Setúbal Mais – Pode revelar quais os próximos projetos?
Bruno Frazão
– Sempre que acabam as marchas os projetos que se seguem são ligados ao teatro. Em setembro voltamos a ensaios, para que em dezembro 2023 se faça um espetáculo de Natal para a família. Até fevereiro de 2024 espero que haja a estreia de uma comédia que já está na calha desde o ano passado, “Querida mudei a barraca”, mas que por questões financeiras não foi possível avançar. Esperamos que seja este ano. No Carnaval e antes de arrancarmos as marchas, possivelmente só em Lisboa, estreamos as tradicionais cegadas.


Setúbal Mais – Qual a mensagem que quer deixar?
Bruno Frazão
– Pode parecer que estou sempre do contra, mas não.
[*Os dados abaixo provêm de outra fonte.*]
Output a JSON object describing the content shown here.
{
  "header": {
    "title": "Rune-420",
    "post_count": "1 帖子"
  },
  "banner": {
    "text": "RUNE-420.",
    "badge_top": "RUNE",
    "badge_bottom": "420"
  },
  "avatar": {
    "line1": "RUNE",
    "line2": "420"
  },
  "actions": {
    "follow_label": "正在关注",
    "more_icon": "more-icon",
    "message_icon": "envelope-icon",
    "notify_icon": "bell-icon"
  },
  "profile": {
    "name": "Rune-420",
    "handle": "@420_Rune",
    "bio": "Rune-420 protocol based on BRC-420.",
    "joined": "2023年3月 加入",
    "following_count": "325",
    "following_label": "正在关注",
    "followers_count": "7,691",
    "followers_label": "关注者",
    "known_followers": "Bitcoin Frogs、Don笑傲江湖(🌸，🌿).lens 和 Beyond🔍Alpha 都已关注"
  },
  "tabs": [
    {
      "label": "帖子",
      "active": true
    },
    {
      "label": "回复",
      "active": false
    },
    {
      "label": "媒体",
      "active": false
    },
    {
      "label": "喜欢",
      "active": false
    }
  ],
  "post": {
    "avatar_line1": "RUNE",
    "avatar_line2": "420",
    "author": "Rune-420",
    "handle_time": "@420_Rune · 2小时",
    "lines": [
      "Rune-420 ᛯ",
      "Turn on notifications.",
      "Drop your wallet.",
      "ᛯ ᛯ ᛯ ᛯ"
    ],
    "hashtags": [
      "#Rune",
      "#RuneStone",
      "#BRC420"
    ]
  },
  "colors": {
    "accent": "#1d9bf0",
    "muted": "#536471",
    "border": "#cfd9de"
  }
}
Estou sempre a defender que se dê mais condições às marchas de Setúbal. Dar mais condições às marchas, significa querer o melhor para elas. Não é política nem aproveitamento político. Quem me conhece, muito antes das lides políticas, sabe que sempre defendi as marchas e sempre contestei quando acho que as coisas não estão bem. Calo-me quando me provarem o contrário, lamento ainda não aconteceu.